Thursday, January 28, 2016

Grandson of Polish Righteous Among the Nations Accepted Honor on their Behalf


When the Warsaw ghetto was established in October 1940, Mieczyslaw Ferster, a Jewish engineer who happened to be tall and blond, was begged by his friends not to report to the German occupying authorities. Stating that he would "go where his people will go," Mieczyslaw, his wife Janina (née Totenberg) and their five-year-old daughter Elizabeth entered the ghetto: two years later Mieczyslaw died, most likely from typhoid fever.

 

Left alone, Janina and Elizabeth managed to survive a few more months, partially thanks to money and packages sent to them by Janina's brother, Roman (Romek) Totenberg, a violinist who had left Poland in 1928 to study in Germany and France, and had then immigrated to the US. When a fellow Polish musician who owned a kiosk just outside of the ghetto heard that Roman's sister was incarcerated inside, he arranged for her photo to be placed on the ID card of a Polish worker allowed to enter the ghetto. Thus, one evening in July 1942, just before the "Great Deportation" of Jews in the ghetto to the Treblinka death camp, Janina walked out clutching her fake ID card, with little Elizabeth following behind, her blond hair and blue eyes belying the stereotyped "Jewish" features expected by the ghetto guards.




Maryla and Walery Zbijewski on a
prewar skiing vacation
with Mieczyslaw and Janina Ferster
Right away, Janina went to the home of her prewar acquaintances – Tadeusz and Eugenia Kucharski. The Kucharskis kindly took them in; the neighbors were told that Janina was the wife of a Polish officer stationed in the UK. When the Russians bombed the nearby railroad tracks in September 1942, the building in which they were staying suffered great damage. Janina decided to take Elizabeth to stay with her old friends, Maryla and Walery Zbijewski, who lived with their two children near the Vistula River. Janina wandered from place to place, supporting herself by selling the valuables she had left with another family before entering the ghetto.

 

Janina and Elizabeth spent the remainder of the war staying at the homes of various families in the countryside for a few days at a time, not revealing their Jewish origins. After the war, Janina became close to Pawel Kruk, a former neighbor, and they moved in with him. Pawel eventually adopted Elizabeth, and she took his surname.

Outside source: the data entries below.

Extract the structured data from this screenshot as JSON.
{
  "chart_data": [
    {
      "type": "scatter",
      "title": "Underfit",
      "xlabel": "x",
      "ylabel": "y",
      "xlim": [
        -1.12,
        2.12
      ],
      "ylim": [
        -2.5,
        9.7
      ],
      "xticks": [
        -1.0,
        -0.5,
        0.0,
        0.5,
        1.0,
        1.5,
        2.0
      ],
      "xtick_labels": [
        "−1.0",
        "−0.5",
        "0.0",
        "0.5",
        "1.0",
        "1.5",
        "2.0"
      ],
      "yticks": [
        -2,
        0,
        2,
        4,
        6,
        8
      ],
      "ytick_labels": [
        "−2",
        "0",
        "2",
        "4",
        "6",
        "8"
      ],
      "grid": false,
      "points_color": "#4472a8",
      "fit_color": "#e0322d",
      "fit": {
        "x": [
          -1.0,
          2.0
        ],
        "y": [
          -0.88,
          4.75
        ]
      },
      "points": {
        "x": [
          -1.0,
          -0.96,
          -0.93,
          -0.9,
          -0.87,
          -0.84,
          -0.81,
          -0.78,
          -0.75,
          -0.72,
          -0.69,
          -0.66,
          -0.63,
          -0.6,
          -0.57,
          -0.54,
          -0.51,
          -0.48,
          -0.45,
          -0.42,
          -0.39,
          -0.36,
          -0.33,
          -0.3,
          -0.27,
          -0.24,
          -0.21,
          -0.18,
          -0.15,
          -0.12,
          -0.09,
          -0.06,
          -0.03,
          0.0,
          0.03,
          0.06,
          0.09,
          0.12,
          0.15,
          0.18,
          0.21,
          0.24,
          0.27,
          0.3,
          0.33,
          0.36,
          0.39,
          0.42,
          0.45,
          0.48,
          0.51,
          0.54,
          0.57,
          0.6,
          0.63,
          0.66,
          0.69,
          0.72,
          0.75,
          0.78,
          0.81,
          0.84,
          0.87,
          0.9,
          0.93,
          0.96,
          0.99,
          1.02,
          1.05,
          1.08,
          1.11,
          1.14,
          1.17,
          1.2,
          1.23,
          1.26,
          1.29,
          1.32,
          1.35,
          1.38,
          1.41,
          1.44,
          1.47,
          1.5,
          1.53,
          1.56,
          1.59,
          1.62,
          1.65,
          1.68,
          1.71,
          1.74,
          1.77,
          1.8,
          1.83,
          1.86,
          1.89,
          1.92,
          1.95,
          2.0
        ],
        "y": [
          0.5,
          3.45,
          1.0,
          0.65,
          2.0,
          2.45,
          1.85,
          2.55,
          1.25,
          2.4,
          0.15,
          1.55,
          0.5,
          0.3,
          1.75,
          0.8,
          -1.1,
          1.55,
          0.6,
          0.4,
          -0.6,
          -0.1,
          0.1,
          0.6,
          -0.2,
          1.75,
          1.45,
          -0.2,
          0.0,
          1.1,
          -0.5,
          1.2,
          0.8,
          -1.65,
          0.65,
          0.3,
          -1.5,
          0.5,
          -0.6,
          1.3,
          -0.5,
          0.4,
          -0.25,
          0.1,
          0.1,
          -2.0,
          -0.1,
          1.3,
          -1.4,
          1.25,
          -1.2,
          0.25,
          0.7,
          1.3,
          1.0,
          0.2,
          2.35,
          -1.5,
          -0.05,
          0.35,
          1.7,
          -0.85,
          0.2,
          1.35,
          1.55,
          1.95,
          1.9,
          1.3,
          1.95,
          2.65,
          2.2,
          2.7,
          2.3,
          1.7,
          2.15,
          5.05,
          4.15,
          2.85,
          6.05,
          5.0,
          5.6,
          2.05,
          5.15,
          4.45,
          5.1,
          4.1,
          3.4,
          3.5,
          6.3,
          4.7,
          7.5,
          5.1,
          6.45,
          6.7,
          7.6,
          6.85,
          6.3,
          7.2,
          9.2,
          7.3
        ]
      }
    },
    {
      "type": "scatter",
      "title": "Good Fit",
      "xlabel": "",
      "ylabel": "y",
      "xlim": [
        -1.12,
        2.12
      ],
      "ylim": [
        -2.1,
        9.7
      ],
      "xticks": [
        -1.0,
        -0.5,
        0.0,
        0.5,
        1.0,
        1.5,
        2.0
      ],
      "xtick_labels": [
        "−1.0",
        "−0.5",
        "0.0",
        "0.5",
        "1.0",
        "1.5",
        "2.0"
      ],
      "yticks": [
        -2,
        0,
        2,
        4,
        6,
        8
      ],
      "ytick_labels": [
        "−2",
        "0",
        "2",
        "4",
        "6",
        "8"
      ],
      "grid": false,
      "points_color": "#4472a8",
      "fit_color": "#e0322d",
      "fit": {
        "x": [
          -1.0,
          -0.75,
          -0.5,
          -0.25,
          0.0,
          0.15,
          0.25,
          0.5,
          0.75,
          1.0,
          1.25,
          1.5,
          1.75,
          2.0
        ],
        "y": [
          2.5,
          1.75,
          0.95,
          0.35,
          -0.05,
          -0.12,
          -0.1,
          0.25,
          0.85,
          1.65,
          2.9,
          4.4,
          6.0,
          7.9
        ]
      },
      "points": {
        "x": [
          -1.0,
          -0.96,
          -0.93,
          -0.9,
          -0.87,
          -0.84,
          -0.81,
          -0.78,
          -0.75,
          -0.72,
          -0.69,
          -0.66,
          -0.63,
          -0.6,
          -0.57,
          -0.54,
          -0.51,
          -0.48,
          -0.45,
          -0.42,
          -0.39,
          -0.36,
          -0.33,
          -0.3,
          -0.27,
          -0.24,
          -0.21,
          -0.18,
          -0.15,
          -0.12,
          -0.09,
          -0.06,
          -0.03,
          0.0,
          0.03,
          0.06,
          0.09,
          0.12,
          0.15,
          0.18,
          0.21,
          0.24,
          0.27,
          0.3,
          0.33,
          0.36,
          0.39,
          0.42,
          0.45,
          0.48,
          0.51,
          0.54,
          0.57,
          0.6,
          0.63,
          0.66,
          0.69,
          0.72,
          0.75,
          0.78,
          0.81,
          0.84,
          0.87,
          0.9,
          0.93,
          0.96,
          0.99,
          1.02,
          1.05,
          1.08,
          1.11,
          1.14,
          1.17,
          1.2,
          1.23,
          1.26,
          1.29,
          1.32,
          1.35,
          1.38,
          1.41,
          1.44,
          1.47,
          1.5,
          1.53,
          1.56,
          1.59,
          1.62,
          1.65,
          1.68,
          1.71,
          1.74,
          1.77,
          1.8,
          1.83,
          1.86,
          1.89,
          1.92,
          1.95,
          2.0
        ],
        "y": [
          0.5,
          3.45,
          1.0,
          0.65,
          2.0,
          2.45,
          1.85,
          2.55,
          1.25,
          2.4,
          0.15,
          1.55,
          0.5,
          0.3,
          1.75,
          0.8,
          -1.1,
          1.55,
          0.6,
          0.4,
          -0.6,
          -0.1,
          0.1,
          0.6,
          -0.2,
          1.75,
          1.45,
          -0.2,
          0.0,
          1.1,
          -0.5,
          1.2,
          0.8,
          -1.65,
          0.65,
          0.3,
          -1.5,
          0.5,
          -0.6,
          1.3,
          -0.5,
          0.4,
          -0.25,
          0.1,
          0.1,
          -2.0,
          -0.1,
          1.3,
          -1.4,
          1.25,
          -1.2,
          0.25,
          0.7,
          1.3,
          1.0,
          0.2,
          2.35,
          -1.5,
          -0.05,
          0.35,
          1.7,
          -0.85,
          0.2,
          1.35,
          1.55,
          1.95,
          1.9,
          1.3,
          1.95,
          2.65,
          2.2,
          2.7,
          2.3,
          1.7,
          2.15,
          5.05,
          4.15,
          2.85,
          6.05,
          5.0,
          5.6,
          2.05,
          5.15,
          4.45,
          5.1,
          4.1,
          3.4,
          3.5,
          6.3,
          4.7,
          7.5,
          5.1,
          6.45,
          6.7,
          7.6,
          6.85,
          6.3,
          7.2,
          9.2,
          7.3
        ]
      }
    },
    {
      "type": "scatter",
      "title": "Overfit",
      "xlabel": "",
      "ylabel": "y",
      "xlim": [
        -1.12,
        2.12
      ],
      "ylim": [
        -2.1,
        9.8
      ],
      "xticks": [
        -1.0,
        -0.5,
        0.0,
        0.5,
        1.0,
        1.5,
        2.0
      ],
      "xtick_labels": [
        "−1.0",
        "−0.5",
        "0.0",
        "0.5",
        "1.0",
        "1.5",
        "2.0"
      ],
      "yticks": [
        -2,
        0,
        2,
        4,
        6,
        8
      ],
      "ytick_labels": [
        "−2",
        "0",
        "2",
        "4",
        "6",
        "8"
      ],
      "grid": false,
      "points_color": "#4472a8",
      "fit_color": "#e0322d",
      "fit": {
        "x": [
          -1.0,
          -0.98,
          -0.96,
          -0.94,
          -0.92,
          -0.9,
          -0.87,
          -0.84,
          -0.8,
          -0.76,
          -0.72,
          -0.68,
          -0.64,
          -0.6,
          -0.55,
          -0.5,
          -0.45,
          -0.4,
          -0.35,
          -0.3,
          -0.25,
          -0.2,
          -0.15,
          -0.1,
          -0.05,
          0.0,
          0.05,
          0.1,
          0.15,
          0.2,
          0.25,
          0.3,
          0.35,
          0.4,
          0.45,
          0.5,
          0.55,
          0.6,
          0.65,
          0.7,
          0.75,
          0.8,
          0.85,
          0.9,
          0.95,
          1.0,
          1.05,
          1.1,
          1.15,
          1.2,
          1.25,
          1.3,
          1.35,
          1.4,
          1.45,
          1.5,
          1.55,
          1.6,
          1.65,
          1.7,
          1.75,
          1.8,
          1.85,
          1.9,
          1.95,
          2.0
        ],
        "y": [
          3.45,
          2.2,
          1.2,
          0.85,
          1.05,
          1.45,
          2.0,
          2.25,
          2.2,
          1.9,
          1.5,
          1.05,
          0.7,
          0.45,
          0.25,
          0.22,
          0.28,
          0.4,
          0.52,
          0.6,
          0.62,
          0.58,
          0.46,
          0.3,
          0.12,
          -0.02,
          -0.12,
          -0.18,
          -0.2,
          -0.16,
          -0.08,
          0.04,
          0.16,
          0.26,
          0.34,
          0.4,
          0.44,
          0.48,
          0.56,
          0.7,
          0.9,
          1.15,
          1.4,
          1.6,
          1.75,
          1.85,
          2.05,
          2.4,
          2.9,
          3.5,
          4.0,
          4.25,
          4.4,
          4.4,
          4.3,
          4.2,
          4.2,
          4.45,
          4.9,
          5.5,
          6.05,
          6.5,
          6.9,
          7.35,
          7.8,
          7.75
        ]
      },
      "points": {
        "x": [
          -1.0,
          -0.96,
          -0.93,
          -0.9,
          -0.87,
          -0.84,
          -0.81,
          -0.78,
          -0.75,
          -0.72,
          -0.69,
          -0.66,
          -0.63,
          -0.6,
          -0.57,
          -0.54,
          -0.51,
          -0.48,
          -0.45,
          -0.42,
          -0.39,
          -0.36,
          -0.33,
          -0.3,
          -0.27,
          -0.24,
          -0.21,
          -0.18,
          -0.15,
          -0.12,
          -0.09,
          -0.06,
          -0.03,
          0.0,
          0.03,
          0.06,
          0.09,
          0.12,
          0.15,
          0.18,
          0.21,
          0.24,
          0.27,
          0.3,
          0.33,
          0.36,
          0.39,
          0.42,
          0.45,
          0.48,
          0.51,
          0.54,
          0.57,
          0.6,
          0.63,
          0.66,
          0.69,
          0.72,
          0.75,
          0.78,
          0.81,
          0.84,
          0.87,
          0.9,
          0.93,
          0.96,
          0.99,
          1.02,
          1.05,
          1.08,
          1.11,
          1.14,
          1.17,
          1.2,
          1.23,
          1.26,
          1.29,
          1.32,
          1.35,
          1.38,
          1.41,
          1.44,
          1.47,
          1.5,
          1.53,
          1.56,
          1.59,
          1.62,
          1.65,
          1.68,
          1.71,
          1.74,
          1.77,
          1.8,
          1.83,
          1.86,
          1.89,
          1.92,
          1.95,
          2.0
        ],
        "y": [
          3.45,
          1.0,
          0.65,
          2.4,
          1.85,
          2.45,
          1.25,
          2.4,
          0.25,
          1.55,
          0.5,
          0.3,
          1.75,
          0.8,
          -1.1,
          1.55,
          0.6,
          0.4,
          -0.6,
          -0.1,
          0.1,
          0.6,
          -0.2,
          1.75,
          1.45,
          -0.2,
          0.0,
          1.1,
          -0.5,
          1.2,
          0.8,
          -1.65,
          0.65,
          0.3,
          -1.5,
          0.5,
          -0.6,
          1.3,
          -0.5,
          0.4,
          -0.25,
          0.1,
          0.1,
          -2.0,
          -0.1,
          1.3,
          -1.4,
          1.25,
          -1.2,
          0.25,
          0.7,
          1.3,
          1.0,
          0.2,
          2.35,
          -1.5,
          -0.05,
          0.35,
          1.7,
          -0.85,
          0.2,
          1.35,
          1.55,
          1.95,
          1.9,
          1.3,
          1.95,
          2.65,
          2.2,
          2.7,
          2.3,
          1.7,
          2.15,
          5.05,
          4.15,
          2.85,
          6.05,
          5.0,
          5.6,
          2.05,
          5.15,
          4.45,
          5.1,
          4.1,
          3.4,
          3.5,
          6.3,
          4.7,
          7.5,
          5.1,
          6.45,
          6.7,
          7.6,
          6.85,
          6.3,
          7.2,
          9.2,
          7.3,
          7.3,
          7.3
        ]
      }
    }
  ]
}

In 1958, Elizabeth's uncle Roman came to visit his sister and niece in Warsaw. While Janina chose to stay with Pawel in Poland, Roman managed to arrange a student visa for Elizabeth, who studied biochemistry at NYU. In 1963, Elizabeth married Sherwin Wilk, and they had two children – Renata Janina and Susan Fanny – and two grandchildren.

 

With the help of documentation provided by Elizabeth Wilk, Yad Vashem was able to extend the title of Righteous Among the Nations to the two couples that rescued Janina and Elizabeth Ferster during the war: Tadeusz and Eugenia Kucharski, and Maryla and Walery Zbijewski. While the Kucharskis passed away with no known relatives, the Zbijewskis' grandson Wojciech, today lives in Baltimore. Wojciech accepted the medal and certificate of honor on behalf of his late grandparents at a special ceremony held on 27 January, International Holocaust Remembrance Day, at the Israeli embassy in Washington, DC.